The Town Hall meetings, which will run from 6:30-8 p.m., will offer a tour of the school and present a funding proposal that has been downsized from April’s failed building bond referendum. The decision to place a referendum on the ballot in 2024 will not be made until December, providing time for additional community input.
“While our needs have not gone away, our plan for addressing them has been trimmed significantly,” said Kevin Myers, Superintendent of Districts 120 and 75. “We want to show our residents the work we’ve been doing, answer their questions and solicit their feedback.”
Mundelein High School originally opened in 1961 when enrollment was smaller, technology was virtually non-existent and educational practices were considerably simpler. The school has 700 more students than the building was originally designed for and the building systems and core infrastructure have reached the end of their useful life.
The updated improvement plan would create a safer and healthier learning environment and address the school’s most pressing facility and site needs.
The district has cut more than 36,000 square feet of new construction from its previous proposal. By trimming scope instead of cutting projects altogether, the new proposal addresses the school's highest priority capital facility needs while keeping fiscal stewardship at the forefront. In making the changes, District 120 reduced the cost of a bond referendum from $175 million to $149.5 million.

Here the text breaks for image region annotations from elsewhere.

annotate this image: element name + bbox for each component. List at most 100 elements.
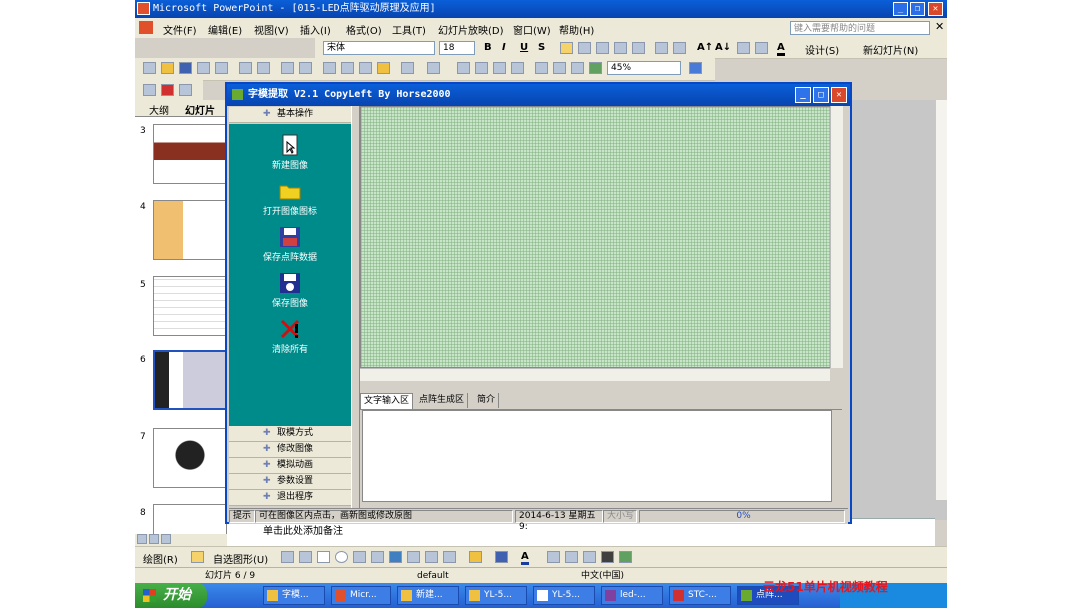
spelling-icon[interactable]: [281, 62, 294, 74]
task-led[interactable]: led-...: [601, 586, 663, 605]
section-parameters[interactable]: ✚ 参数设置: [229, 474, 351, 490]
menu-edit[interactable]: 编辑(E): [208, 22, 242, 37]
diagram-icon[interactable]: [407, 551, 420, 563]
increase-font-icon[interactable]: A↑: [697, 42, 713, 53]
section-exit[interactable]: ✚ 退出程序: [229, 490, 351, 506]
menu-view[interactable]: 视图(V): [254, 22, 289, 37]
align-right-icon[interactable]: [596, 42, 609, 54]
print-preview-icon[interactable]: [257, 62, 270, 74]
justify-icon[interactable]: [614, 42, 627, 54]
task-yl5-a[interactable]: YL-5...: [465, 586, 527, 605]
copy-icon[interactable]: [341, 62, 354, 74]
align-left-icon[interactable]: [560, 42, 573, 54]
task-new[interactable]: 新建...: [397, 586, 459, 605]
sorter-view-icon[interactable]: [149, 534, 159, 544]
slide-thumbnail-4[interactable]: [153, 200, 227, 260]
underline-button[interactable]: U: [520, 42, 528, 53]
new-icon[interactable]: [143, 62, 156, 74]
shadow-style-icon[interactable]: [601, 551, 614, 563]
tab-intro[interactable]: 简介: [474, 393, 500, 408]
tab-dot-output[interactable]: 点阵生成区: [416, 393, 469, 408]
help-close-icon[interactable]: ✕: [935, 20, 944, 33]
dialog-minimize-button[interactable]: _: [795, 87, 811, 103]
slide-thumbnail-5[interactable]: [153, 276, 227, 336]
align-center-icon[interactable]: [578, 42, 591, 54]
rectangle-icon[interactable]: [317, 551, 330, 563]
tab-slides[interactable]: 幻灯片: [185, 102, 215, 117]
hyperlink-icon[interactable]: [511, 62, 524, 74]
save-dot-data-button[interactable]: 保存点阵数据: [229, 226, 351, 263]
cut-icon[interactable]: [323, 62, 336, 74]
email-icon[interactable]: [215, 62, 228, 74]
draw-menu-button[interactable]: 绘图(R): [143, 551, 178, 566]
slide-thumbnail-3[interactable]: [153, 124, 227, 184]
section-animation[interactable]: ✚ 模拟动画: [229, 458, 351, 474]
close-button[interactable]: ✕: [928, 2, 943, 16]
task-yl5-b[interactable]: YL-5...: [533, 586, 595, 605]
restore-button[interactable]: ❐: [910, 2, 925, 16]
open-icon[interactable]: [161, 62, 174, 74]
research-icon[interactable]: [299, 62, 312, 74]
arrow-icon[interactable]: [299, 551, 312, 563]
review-icon[interactable]: [143, 84, 156, 96]
zoom-select[interactable]: 45%: [607, 61, 681, 75]
canvas-horizontal-scrollbar[interactable]: [360, 368, 830, 381]
help-icon[interactable]: [689, 62, 702, 74]
permission-icon[interactable]: [197, 62, 210, 74]
clear-all-button[interactable]: 清除所有: [229, 318, 351, 355]
text-input-area[interactable]: [362, 410, 832, 502]
menu-slideshow[interactable]: 幻灯片放映(D): [438, 22, 504, 37]
menu-insert[interactable]: 插入(I): [300, 22, 331, 37]
format-painter-icon[interactable]: [377, 62, 390, 74]
arrow-style-icon[interactable]: [583, 551, 596, 563]
numbering-icon[interactable]: [655, 42, 668, 54]
increase-indent-icon[interactable]: [755, 42, 768, 54]
grid-icon[interactable]: [571, 62, 584, 74]
show-formatting-icon[interactable]: [553, 62, 566, 74]
draw-font-color-icon[interactable]: A: [521, 551, 529, 565]
splitter[interactable]: [351, 106, 360, 508]
italic-button[interactable]: I: [502, 42, 506, 53]
select-arrow-icon[interactable]: [191, 551, 204, 563]
dash-style-icon[interactable]: [565, 551, 578, 563]
bold-button[interactable]: B: [484, 42, 492, 53]
columns-icon[interactable]: [632, 42, 645, 54]
menu-file[interactable]: 文件(F): [163, 22, 197, 37]
menu-help[interactable]: 帮助(H): [559, 22, 594, 37]
textbox-icon[interactable]: [353, 551, 366, 563]
canvas-vertical-scrollbar[interactable]: [830, 106, 843, 368]
task-powerpoint[interactable]: Micr...: [331, 586, 391, 605]
oval-icon[interactable]: [335, 551, 348, 563]
line-color-icon[interactable]: [495, 551, 508, 563]
dialog-close-button[interactable]: ✕: [831, 87, 847, 103]
font-size-select[interactable]: 18: [439, 41, 475, 55]
open-image-button[interactable]: 打开图像图标: [229, 180, 351, 217]
new-image-button[interactable]: 新建图像: [229, 134, 351, 171]
settings-icon[interactable]: [179, 84, 192, 96]
task-stc[interactable]: STC-...: [669, 586, 731, 605]
slide-thumbnail-7[interactable]: [153, 428, 227, 488]
font-name-select[interactable]: 宋体: [323, 41, 435, 55]
paste-icon[interactable]: [359, 62, 372, 74]
new-slide-button[interactable]: 新幻灯片(N): [863, 42, 918, 57]
expand-all-icon[interactable]: [535, 62, 548, 74]
menu-tools[interactable]: 工具(T): [392, 22, 426, 37]
slide-thumbnail-6[interactable]: [153, 350, 227, 410]
clipart-icon[interactable]: [425, 551, 438, 563]
start-button[interactable]: 开始: [135, 583, 207, 608]
line-icon[interactable]: [281, 551, 294, 563]
autoshapes-button[interactable]: 自选图形(U): [213, 551, 268, 566]
section-mode[interactable]: ✚ 取模方式: [229, 426, 351, 442]
tab-outline[interactable]: 大纲: [149, 102, 169, 117]
wordart-icon[interactable]: [389, 551, 402, 563]
minimize-button[interactable]: _: [893, 2, 908, 16]
decrease-font-icon[interactable]: A↓: [715, 42, 731, 53]
save-image-button[interactable]: 保存图像: [229, 272, 351, 309]
section-edit-image[interactable]: ✚ 修改图像: [229, 442, 351, 458]
help-search-input[interactable]: 键入需要帮助的问题: [790, 21, 930, 35]
dot-matrix-canvas[interactable]: [360, 106, 842, 368]
tab-text-input[interactable]: 文字输入区: [360, 393, 414, 409]
print-icon[interactable]: [239, 62, 252, 74]
picture-icon[interactable]: [443, 551, 456, 563]
insert-chart-icon[interactable]: [457, 62, 470, 74]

Changes include reducing the number and size of multi-use, open spaces, moving to a single-level media center, reducing the scope of the north gym reconstruction and adding Career & Technical Education space inside the school instead of constructing a new CTE building.
Some of the elements remaining in the plan include: repairing or replacing outdated, inefficient mechanical, electrical, plumbing and air handling systems; upgrading the kitchen and cafeteria servery to alleviate space, health and safety issues; adding a ring road around the campus to improve traffic flow, decrease congestion and increase safety and security; creating a multi-purpose center (fieldhouse) that would support multiple physical education classes and provide space for expanded educational programming, school assemblies, robotics tournaments and more.